VIRGINIA, USA — Virginia high school sports could be canceled or delayed this coming school year, and student-athletes are worried.
“That would be terrible honestly," senior football player with Riverside High School, Lewe Sessions said. "I’ve played football my whole life. I’ve grown up watching the sport, and it would just be so unfortunate to lose everything you’ve worked so hard for.”
He's most afraid of football being canceled entirely, as the Virginia High School League announced Wednesday that it will not be played in the fall.
The league shared three options it's considering for high school sports this school year:
Model 1 – Leave all sports in current season. Low and moderate contact risk sports that would be allowed to play are golf and cross country. High-risk sports that would not be played are field hockey, football, volleyball, and cheer. A fall activities that would be allowed is theatre.
Model 2 – Switch Fall and Spring seasons. Low and moderate contact risk sports that would be allowed to play in the fall are track and field, tennis, soccer, baseball, and softball. High-risk sports that would not be played are boys/girls lacrosse. Spring activities that would be allowed are theatre, forensics/debate, and film festival
Model 3 – Delay all VHSL sports and adopt the Condensed Interscholastic Plan. Leave all sports in the season where they are currently aligned.
• Season 1 (Winter) December 14 – February 20 (First Contest Date – December 28)
• Season 2 (Fall) February 15 – May 1 (First Contest Date – March 1)
• Season 3 (Spring) April 12 – June 26 (First Contest Date – April 26)
Jeff Blizzard, parent of a senior football player at Loudoun Valley, said he's worried about potential lost scholarship opportunities for his son.
"A few weeks ago, we had Yale reach out to him, but they wanted to see more footage. Davidson college wanted to see more footage," he said. "And an array of other colleges that are following him on Twitter, so they would like to see more out of him. Since he’s gotten so much bigger, so much faster and stronger, because he’s been working out, we were like wow this could be a big year for him.”
Blizzard said the benefits of his son, Austin, having the opportunity to play games outweighs the health risks.
“I think it’s worth the risk of playing the sport," he said. "Even if he did end up getting hit. I think the percentages are in his favor that he will be OK.”
Football isn't the only sport affected. Others like field hockey, lacrosse, soccer, basketball, volleyball, cheer, swim, and more.
Field hockey is also considered a high-contact, high-risk sport, and is in jeopardy of not being played at all. Senior Loudoun Valley field hockey player, Rachel McFadden, said she wants all sports to have an opportunity to play, and hopes the league delays all seasons.
“I just feel like I’d be missing so much of the high school experience of playing and being part of a team, and supporting your school sort of," she said. "It just feels like that’s a very big part of high school, and it feels like we’ll be missing out on that.”
But, both she and Sessions agreed that they would understand if the league chooses to cancel certain sports for safety reasons.
“As much as I don’t want the season to get canceled, I understand where they’re coming from," Sessions said. "Overall the safety of the people of Virginia is probably more important.”

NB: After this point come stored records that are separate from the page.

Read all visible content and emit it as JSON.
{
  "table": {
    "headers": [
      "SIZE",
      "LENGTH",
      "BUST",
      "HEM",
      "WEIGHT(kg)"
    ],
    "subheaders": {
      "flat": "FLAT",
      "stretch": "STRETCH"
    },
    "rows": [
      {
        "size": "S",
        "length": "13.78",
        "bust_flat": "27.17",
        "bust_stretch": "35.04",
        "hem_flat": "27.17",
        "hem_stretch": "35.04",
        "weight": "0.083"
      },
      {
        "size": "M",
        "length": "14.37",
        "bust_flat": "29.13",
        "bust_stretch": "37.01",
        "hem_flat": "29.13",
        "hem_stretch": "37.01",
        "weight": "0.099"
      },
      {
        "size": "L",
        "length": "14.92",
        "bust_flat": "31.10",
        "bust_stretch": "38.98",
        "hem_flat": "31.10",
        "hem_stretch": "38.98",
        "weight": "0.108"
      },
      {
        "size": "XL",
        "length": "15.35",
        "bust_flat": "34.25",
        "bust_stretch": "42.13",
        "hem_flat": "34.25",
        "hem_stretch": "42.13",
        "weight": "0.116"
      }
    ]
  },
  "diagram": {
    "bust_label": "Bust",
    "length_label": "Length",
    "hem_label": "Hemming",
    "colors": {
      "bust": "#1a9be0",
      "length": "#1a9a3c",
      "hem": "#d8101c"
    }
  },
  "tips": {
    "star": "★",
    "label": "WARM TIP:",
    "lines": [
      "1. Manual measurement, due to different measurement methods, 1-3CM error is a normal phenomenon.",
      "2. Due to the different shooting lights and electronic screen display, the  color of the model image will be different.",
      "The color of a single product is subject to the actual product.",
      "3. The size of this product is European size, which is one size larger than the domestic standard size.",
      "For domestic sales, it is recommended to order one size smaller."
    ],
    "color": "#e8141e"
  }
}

Loudoun Valley track coaches, Marc and Joan Hunter, have devised a fourth option they hope to present to the board.
"We’re thinking that it would be good to have golf and cross country start as scheduled, because they are the two lowest risk sports I believe that we have," Joan said. "This would do a number of positive things. It would eliminate some of the transportation woes that we have in the fall season, trying to get buses and that sort of thing .… If you have two sports going in the fall, that would spread some of the sports out when the substitute season starts in February of the option 3 plan.”
She said any option that doesn't prioritize spring sports is "unacceptable," since their season was canceled this past school year.
“We thought cross country and golf could serve kind of as the guinea pig or pioneers of coaches and athletes following COVID regulations," Marc said.
He also noted that playing golf in February, which could happen if fall and spring seasons switch or all seasons are delayed, does not make sense due to weather conditions.
The league said it will announce its decision on July 27.